Japan’s Zombie-Infested Stock Market

Japan’s stock market is experiencing irrational exuberance due to factors such as the high odds of a recession, China’s economic slowdown, and the Bank of Japan’s lack of confidence in the economy’s readiness for quantitative easing.

However, a new concern is the rise of zombie companies, which have risen from 30% to an 11-year high of around 250,000, or 17% of the total number of unsound companies. The pandemic played a role in this zombification, with the number of zombie firms increasing by nearly a third between 2021 and 2022.

The pandemic also exposed the unhealthy amount of skinny-dipping among Japan’s corporate chieftains, as seen in Warren Buffett’s famous observation that “only when the tide goes out do you discover who’s been swimming naked.” The Bank of Japan’s liquidity programs, particularly under Abe’s watch, helped keep the tide from going out, with Haruhiko Kuroda being appointed as BOJ governor in 2013. Kuroda quickly expanded the BOJ’s balance sheet to the point where it topped Japan’s US$4.7 trillion economy within five years. However, the BOJ’s hyper-aggressive policies have backfired in several ways.

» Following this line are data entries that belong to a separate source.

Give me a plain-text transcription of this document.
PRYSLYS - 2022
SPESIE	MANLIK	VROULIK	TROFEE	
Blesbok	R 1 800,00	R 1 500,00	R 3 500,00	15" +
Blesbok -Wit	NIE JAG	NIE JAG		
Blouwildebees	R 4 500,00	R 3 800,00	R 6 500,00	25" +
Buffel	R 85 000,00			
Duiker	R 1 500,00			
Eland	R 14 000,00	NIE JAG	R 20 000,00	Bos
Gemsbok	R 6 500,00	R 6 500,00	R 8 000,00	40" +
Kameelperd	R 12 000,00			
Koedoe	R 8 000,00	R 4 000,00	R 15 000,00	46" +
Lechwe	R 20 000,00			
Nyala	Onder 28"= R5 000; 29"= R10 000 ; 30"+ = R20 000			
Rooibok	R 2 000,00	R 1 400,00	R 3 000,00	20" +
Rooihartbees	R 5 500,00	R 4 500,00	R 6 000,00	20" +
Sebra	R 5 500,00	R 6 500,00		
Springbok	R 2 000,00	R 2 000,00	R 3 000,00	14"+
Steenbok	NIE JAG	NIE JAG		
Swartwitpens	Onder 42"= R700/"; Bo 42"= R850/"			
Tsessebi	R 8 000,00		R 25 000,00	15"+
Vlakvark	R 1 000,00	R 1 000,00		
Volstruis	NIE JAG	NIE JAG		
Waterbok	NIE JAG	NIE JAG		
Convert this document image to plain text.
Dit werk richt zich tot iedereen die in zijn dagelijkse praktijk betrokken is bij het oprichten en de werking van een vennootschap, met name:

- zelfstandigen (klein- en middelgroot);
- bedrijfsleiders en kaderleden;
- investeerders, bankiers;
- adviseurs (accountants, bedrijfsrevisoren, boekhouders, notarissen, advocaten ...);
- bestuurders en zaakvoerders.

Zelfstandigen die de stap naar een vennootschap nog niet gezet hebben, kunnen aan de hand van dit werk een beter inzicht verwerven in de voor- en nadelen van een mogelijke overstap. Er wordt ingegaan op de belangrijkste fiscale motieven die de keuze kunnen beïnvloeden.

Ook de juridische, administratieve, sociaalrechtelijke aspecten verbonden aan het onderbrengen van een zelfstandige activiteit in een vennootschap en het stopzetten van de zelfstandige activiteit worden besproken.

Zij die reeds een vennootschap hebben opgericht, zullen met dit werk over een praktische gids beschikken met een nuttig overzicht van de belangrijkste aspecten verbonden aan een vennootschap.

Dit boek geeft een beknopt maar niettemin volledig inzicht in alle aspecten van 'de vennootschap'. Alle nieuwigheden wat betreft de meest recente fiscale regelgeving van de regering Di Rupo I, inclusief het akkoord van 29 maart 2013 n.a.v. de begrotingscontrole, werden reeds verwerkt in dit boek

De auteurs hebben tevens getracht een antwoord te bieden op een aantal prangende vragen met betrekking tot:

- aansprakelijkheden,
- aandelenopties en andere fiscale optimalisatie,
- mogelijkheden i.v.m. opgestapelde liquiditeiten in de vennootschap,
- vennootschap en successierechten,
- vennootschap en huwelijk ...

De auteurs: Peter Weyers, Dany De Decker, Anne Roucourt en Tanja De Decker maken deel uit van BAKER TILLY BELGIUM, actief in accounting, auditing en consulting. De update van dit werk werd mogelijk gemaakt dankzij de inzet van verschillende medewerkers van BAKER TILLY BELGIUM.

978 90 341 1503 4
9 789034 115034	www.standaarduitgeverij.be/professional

Japan’s economy has been hit hard by the yen’s plunge, leading to high energy and food costs. The government’s prioritization of monetary easing over reforms has not convinced CEOs to raise wages, resulting in inflation rising faster than wages. The BOJ’s largesse has taken the responsibility of restructuring, innovation, and risk-taking off companies, who have largely relied on free cash from the BOJ. This has led to a rally in Japanese stocks, with the Nikkei trading near 34-year highs. The rally is partly due to Japan’s safe-haven status and efforts to strengthen corporate governance over the last decade.

The ruling Liberal Democratic Party passed a UK-like stewardship code in 2014 to increase returns on investment and encouraged companies to increase returns on equity. The Tokyo Stock Exchange (TSE) is now releasing a list of companies planning to boost capital efficiency to attract more overseas investors. Japan is entering a transformational decade, with structural change driven by new government mandates and the TSE optimizing capital allocation. The Nikkei 225 may reach 40,000 by mid-2024. However, it remains to be seen whether Japan has changed its ways in response to global funds’ excitement.

Japan’s tech stocks have been under scrutiny due to the BOJ’s failure to offer a plan for stepping away from quantitative easing (QE). Last year, the Nikkei 225 and Topix indexes surged more than 25%, and the Nikkei is up another 8% so far this year. The BOJ’s failure to “taper” or offer a plan for stepping away from QE has led to the Nikkei bulls running faster. Analysts believe that April is the earliest time the BOJ would consider raising interest rates and ending yield curve control.

The BOJ will confirm the sustainability of wages and exit negative interest rate policy in April, followed by gradual rate hikes in the second half of 2024. Bank of America compared the Japan rally to the April-June 2023 Nikkei surge, noting similarities with last year’s rally driven by union wage hikes. However, SMBC Nikko’s chief equity strategist, Yasuda, argues that this year’s bullishness among foreign investors has greater momentum as funds play a “long game.”

Japan’s economy has been struggling due to high stock valuations and a lack of corporate governance adjustments, according to Nikkei bulls. The country’s successor, Yoshihide Suga, has not implemented any significant upgrades since September 2021, and the question remains whether these changes were game-changers. The US stock valuations are also considered too high, with a price-to-earnings ratio of about 19 for the S&P 500. China is considering a $278 billion stock rescue package and cutting the reserve requirement ratio for banks to help stabilize a $6 trillion stock rout.

Foreign investors are reducing their risk exposure to China and harboring bearish expectations for business conditions. Japan’s situation is further complicated by the zombie factor, as the BOJ has been working on perfecting its QE program since 2001, particularly after the 2008 “Lehman shock” and the 2013 monetary gas crisis.

The Japanese Bank of Japan (BOJ) has been left with an unpalatable choice to throttle back monetary support and tolerate increased bankruptcies and higher unemployment. This has led to a doubt in the BOJ’s decision to hike rates as soon as April.

Economists are mixed on the BOJ’s confidence in withdrawing liquidity, with Takeshi Yamaguchi, chief economist at Morgan Stanley MUFG, stating that policymakers remain “cautious” about the broadness and extent of the wage-price cycle. Bankruptcies are surging at a time when Japan may be in recession, and any further increase in corporate zombies could further depress wages.

The 2024 outlook for wage gains and consumption boom may not be favorable due to a disorganized government, political chaos, and the ongoing economic issues. The Nikkei bulls may have more reason to hide due to the tumultuous premiership and corporate zombie factor.